A missão de Qillenso, onde estou inserido, tem a igreja e cinco capelas em QilLensu, mais uma igreja e nove capelas em Adola. Neste momento somos dois: o padre Hippolyte, que é do Togo, e eu. Há-de chegar dentro de dias o padre Miguel, do Perú. O nosso trabalho é visitar e animar o povo de deus, reunir com os anciãos das comunidades, com os jovens, celebrar os sacramentos, ser uma presença cristã no meio deste povo. E, claro, viver a vida destas pessoas, visitando-as quando alguém nasce, quando alguém morre, ou quando há um casamento e nos convidam. Basicamente o trabalho vai ser este.
Vamos dedicar-nos também à formação de catequistas, porque aqui são o nosso braço direito, porque as comunidades estão muito espalhadas. Para ter uma ideia, a comunidade mais distante fica a 95 km de Qillensu, onde vivemos normalmente. A estrada é de alcatrão, mas é preciso hora e meia para lá chegar. O meu trabalho, pelo menos nos próximos seis anos, será este.

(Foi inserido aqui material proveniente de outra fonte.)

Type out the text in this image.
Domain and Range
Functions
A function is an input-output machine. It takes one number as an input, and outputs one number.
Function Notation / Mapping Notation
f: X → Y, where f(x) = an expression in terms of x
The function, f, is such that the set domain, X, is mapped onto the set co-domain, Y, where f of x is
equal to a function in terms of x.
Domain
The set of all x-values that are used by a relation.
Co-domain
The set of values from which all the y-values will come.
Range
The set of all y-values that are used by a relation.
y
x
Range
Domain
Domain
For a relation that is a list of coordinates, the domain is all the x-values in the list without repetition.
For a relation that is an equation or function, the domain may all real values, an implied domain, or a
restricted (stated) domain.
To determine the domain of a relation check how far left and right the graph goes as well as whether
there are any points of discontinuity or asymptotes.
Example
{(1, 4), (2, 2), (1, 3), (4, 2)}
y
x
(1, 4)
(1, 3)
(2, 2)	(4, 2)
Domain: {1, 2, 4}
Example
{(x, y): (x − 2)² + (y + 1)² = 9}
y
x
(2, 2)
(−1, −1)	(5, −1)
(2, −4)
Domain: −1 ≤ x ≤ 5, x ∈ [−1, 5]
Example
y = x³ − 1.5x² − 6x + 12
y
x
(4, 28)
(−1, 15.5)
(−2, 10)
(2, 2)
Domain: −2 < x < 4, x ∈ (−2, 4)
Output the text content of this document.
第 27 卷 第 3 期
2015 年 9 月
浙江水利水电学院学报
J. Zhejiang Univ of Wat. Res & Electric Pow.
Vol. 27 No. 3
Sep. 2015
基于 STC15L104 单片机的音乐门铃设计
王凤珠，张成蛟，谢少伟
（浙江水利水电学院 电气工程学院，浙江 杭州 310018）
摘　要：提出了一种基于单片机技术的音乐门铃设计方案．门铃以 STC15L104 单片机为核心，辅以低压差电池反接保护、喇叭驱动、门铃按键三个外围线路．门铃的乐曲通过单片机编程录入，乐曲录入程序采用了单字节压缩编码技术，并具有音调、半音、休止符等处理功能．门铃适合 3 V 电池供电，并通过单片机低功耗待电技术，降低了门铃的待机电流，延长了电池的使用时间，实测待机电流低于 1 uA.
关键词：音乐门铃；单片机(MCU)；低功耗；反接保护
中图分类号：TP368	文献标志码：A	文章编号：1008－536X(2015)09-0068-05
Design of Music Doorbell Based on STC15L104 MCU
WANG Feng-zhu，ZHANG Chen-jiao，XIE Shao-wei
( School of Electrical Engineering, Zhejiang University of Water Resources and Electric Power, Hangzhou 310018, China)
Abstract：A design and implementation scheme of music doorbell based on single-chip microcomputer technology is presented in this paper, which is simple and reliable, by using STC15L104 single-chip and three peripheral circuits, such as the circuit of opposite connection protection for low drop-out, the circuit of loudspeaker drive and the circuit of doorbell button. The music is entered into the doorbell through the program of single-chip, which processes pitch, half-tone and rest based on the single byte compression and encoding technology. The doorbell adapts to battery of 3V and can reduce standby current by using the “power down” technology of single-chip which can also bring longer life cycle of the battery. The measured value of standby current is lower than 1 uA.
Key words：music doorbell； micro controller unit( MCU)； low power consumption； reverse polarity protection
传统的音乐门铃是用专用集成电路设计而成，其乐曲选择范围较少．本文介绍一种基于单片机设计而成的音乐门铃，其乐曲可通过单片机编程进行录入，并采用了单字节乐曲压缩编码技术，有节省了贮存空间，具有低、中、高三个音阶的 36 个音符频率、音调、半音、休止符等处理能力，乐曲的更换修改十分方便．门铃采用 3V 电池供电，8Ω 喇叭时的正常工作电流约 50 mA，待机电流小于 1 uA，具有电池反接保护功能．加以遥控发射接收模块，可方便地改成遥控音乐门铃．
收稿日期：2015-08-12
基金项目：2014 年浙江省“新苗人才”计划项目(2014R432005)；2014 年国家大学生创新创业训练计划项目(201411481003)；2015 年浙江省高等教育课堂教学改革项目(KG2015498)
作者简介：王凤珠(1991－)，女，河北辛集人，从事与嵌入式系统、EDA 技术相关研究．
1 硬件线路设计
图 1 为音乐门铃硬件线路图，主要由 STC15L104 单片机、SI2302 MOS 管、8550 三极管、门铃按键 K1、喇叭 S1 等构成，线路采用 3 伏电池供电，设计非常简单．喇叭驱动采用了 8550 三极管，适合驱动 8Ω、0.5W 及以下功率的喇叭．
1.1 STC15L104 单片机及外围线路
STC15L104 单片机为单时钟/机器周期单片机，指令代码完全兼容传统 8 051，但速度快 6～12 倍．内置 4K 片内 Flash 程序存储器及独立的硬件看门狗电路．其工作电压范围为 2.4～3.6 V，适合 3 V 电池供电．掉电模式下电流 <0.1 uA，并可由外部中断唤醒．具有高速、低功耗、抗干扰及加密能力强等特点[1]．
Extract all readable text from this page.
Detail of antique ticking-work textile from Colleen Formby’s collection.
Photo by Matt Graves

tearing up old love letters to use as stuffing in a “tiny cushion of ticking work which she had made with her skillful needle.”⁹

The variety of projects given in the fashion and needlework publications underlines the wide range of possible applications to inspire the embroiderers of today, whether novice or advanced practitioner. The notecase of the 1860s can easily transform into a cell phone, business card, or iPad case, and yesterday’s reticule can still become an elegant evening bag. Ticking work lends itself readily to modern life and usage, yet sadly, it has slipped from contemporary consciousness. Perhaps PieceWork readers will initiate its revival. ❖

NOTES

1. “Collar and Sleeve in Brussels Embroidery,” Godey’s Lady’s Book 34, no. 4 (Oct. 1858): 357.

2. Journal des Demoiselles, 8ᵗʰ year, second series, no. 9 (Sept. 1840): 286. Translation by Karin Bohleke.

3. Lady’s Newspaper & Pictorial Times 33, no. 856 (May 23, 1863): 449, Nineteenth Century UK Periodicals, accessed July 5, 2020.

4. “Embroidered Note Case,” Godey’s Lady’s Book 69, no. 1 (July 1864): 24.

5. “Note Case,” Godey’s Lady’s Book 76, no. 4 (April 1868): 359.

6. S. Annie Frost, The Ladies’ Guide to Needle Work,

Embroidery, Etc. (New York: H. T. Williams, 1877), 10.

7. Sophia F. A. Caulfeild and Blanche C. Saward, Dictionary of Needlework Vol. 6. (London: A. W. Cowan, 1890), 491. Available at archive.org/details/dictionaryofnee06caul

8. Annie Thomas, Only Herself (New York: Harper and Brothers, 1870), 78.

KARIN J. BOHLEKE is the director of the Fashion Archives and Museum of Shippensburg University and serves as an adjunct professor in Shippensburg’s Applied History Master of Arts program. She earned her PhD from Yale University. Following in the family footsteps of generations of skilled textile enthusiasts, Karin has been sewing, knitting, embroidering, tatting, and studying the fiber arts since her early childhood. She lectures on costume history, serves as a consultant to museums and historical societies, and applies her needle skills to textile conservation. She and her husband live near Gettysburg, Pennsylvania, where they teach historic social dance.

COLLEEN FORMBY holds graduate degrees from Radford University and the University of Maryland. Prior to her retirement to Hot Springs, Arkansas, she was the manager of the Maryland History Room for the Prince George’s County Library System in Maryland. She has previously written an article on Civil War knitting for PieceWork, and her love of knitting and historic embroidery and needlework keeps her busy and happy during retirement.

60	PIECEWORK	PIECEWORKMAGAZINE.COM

Claro que vou continuar a escrever, mas como aqui muitas vezes a internet desaparece, tive de descontinuar a minha colaboração na ‘Além Mar’, onde tinha uma coluna há vários anos, chamada 'África Minha'. A minha contribuição escrita vai ser mais através das redes sociais, instagram e Facebook, e do meu blogue.
Como é que está a situação na Etiópia neste momento? Quais são os principais problemas?
A Etiópia está a passar por um conflito interno desde novembro de 2020. Os tigrinos controlaram o poder e a economia do país desde 1991 até 2018, quando o primeiro-ministro Abiy Ahmed Ali assumiu o cargo depois de uma escalada de violência..
Agora, desde novembro do ano passado, que o Tigray, que é o estado mais a norte da Etiópia, está a exigir mais autonomia. Fizeram umas eleições à revelia do governo central, atacaram o comando do exército nacional, e começou uma guerra. Milhares de pessoas morreram durante este ano em escaramuças e combates entre as forças rebeldes, os exércitos regionais e as tropas federais.
No início de novembro os rebeldes estiveram praticamente às portas de Adis Abeba, o que criou uma onda de medo, a comunidade internacional aconselhou os estrangeiros a abandonar o país, mas o primeiro-ministro foi para a frente combater com os soldados e houve uma inversão, os tigrinos voltaram de novo para o Tigray deixando o terreno que tinham conquistado.
Neste momento a situação ainda é difícil, vivemos em estado de emergência, há um grande controlo nas viagens.
A última vez que fui a Adis Abeba fui de transportes públicos e fui revistado umas cinco ou seis vezes nos cerca de 280 km entre Hawassa e Adis Abeba. Há este controlo muito grande e há também uma desconfiança muito grande em relação a nós, ocidentais, há uma retórica anti europeia e anti Estados Unidos da América, que o governo acusa de estarem a apoiar os rebeldes do Tigray e de quererem uma mudança de regime.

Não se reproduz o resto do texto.